Es gehört zum Mythos der Stadt, dass sie schon viele Katastrophen überstanden hat. Den 11. September, die Finanzkrise, die Haushaltskrise der 70er-Jahre – jedes Mal kämpfte sie sich zurück. Doch Corona rührt am Wesenskern New Yorks. An der schieren Masse von Menschen auf engem Raum: auf den Straßen, in der U-Bahn, in den Wolkenkratzern. Corona legt offen, wie anfällig die Metropole ist. Und schon hört man von Angestellten, die sich in kleinere und vermeintlich sicherere Städte wegbewerben wollen, wenn die Krise vorbei ist. Von Firmenchefs, die darüber nachdenken, Manhattan zu verlassen, weil sie einfach mehr Platz für ihre Angestellten brauchen in den neuen Zeiten von sozialem Abstand.

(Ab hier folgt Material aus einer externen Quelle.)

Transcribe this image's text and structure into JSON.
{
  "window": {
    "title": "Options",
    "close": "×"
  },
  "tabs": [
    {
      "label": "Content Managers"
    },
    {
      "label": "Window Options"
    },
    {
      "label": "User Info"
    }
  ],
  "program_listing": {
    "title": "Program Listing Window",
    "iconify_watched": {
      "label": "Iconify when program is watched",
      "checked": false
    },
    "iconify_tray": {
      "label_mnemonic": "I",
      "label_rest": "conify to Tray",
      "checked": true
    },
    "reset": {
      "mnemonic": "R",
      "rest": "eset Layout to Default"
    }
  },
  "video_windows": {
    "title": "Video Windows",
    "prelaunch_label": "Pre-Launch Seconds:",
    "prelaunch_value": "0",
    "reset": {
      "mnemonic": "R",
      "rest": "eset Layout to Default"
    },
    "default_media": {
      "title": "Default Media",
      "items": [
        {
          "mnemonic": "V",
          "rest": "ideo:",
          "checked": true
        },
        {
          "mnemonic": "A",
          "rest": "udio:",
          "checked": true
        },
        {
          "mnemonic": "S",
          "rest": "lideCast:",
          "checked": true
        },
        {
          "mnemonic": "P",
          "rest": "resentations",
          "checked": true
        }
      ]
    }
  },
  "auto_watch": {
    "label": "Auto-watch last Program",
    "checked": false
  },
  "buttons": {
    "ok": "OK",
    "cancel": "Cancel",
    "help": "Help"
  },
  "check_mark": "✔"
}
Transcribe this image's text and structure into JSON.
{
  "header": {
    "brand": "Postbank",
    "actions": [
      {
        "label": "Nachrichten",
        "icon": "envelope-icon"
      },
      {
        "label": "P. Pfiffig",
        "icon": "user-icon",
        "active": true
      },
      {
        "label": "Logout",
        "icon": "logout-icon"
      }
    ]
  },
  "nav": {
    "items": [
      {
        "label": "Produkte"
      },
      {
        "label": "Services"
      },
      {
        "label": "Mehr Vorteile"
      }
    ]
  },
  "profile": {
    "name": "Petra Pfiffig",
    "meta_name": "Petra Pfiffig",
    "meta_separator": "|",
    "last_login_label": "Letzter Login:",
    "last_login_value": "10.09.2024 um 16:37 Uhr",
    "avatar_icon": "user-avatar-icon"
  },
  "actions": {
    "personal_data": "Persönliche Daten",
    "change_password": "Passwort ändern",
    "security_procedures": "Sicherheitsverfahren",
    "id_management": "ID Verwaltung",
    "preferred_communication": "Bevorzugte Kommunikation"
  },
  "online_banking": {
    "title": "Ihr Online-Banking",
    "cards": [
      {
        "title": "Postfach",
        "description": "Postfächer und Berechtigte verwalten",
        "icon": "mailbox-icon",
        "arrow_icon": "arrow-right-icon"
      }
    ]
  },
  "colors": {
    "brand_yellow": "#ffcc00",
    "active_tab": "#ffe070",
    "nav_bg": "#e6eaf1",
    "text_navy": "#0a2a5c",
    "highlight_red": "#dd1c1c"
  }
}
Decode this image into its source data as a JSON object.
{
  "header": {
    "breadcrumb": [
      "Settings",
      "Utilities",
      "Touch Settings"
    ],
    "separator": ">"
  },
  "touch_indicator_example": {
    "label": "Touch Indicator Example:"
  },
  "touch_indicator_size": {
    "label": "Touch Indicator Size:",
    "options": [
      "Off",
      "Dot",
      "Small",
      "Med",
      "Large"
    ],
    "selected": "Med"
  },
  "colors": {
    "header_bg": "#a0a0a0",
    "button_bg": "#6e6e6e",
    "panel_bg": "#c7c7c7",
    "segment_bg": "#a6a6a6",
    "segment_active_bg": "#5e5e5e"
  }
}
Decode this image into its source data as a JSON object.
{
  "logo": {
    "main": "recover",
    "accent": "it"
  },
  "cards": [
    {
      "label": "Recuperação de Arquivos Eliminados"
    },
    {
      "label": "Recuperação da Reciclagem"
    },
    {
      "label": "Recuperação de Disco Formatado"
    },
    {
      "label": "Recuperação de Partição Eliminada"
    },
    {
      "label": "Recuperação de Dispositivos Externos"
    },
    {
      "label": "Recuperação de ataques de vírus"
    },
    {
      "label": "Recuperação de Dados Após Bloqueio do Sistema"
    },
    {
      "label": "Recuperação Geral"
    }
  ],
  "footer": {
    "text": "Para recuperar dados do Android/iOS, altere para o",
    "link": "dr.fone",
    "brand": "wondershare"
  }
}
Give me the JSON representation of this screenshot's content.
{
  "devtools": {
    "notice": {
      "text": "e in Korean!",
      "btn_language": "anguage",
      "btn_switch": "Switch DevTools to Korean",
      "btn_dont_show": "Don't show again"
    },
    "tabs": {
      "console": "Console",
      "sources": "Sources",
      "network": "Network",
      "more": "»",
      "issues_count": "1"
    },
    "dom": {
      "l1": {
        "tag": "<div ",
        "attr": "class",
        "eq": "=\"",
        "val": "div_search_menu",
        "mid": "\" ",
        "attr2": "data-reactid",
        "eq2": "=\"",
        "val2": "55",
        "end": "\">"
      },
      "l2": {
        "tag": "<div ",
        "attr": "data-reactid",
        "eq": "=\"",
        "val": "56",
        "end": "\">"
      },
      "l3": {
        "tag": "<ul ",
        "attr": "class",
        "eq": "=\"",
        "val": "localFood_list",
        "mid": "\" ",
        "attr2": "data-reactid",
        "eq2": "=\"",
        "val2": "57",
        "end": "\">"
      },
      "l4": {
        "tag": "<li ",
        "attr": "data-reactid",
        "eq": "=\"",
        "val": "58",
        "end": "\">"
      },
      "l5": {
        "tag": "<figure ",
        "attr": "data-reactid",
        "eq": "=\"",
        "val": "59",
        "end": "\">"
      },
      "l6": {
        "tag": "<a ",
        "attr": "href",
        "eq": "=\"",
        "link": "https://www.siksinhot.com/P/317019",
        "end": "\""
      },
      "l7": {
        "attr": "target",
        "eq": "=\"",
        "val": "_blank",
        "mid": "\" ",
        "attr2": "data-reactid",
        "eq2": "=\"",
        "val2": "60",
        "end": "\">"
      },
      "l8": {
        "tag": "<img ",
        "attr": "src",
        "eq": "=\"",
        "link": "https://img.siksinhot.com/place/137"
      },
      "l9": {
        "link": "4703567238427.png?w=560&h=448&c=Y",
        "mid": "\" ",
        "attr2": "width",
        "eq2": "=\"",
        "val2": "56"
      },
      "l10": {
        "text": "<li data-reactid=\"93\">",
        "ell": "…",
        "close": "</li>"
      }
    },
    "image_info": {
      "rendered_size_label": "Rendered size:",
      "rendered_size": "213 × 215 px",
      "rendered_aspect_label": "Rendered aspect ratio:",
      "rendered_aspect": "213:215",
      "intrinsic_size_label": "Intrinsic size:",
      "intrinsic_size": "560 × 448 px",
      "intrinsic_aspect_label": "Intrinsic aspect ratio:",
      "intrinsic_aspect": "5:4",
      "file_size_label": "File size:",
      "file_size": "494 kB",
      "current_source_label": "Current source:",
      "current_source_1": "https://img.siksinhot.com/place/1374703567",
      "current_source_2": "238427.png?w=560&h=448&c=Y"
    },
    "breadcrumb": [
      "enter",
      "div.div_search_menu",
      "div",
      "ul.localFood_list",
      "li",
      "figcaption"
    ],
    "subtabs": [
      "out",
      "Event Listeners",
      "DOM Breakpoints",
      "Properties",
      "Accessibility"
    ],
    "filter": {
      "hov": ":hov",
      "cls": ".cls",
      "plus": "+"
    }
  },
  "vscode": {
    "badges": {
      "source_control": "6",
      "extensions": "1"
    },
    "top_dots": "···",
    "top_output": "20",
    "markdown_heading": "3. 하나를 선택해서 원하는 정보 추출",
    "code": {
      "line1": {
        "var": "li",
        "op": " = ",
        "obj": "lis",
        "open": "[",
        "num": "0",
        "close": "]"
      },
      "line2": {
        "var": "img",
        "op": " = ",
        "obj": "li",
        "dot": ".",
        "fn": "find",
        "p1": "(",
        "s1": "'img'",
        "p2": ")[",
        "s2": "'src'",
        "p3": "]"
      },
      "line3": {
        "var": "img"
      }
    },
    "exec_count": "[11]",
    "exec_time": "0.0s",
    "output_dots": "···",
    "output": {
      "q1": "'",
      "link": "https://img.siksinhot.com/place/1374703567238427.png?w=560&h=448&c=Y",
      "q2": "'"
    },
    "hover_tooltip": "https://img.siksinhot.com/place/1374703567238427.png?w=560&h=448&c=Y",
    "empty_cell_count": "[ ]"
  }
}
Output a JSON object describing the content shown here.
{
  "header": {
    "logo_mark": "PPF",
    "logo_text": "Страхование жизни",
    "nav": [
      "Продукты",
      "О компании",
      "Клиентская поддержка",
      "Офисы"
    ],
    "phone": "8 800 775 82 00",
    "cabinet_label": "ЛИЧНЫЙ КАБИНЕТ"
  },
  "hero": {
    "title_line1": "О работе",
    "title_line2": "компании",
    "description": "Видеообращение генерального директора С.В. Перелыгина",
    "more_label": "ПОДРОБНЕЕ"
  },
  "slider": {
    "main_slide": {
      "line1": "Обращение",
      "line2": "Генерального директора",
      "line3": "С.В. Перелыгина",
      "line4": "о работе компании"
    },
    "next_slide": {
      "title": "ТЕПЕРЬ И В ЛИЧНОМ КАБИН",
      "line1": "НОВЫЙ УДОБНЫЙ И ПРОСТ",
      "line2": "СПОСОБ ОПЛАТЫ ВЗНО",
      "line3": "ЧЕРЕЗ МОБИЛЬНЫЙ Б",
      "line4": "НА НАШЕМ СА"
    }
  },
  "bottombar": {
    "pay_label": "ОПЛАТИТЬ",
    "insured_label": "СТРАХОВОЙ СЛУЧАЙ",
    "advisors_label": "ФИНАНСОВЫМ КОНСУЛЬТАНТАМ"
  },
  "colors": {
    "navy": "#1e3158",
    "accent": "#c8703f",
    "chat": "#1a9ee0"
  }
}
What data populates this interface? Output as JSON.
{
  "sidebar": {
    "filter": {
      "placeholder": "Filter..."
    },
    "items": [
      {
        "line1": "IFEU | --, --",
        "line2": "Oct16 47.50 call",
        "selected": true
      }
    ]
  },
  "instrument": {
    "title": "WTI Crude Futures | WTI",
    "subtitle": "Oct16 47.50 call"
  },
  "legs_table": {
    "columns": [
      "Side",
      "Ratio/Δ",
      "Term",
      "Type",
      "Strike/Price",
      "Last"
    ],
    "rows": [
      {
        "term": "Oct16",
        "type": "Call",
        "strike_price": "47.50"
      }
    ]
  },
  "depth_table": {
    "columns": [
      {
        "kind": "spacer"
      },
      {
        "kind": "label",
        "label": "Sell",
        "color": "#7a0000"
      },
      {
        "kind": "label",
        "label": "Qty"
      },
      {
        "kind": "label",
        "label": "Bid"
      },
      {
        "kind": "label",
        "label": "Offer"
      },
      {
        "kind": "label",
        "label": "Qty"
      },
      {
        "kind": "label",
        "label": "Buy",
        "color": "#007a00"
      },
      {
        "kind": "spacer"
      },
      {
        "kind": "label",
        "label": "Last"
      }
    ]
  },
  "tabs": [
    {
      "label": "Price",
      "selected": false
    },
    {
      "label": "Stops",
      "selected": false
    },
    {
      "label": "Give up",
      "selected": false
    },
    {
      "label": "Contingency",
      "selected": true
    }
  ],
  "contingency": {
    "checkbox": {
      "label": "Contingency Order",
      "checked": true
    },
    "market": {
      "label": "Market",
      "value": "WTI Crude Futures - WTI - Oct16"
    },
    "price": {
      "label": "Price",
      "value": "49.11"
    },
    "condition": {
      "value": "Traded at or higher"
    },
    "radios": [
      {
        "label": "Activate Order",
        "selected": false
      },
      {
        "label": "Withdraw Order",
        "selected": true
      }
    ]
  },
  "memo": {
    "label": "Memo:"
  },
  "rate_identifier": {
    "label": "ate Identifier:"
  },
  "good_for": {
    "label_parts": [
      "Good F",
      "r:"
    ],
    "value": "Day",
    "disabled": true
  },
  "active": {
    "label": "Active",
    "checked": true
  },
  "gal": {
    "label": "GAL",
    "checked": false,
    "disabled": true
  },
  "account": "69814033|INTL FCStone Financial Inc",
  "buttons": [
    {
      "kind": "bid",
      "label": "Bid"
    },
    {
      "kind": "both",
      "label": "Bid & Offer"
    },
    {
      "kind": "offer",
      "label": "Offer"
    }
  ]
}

Gerade die Wahrzeichen der Stadt – Broadway, Subway, Restaurants, Museen und Theater – hat es in dieser Krise am heftigsten getroffen. 2020 sollte einen Besucherrekord bringen. Nun ist die Hälfte der Hotels geschlossen. Die Stadt schätzt, dass mehr als 180000 Kleinunternehmen pleitegehen werden. Gleichzeitig droht eine neue Immobilienkrise, Millionen haben Schwierigkeiten, ihre Miete zu bezahlen, so wie ­Michael Shawki. Für ihn wird alles davon abhängen, wann die Touristen wiederkommen. Erst dann kann er wieder auf seinen Job in der Bäckerei im Touristenzentrum Hell’s Kitchen hoffen. Wenn es die bis dahin noch gibt.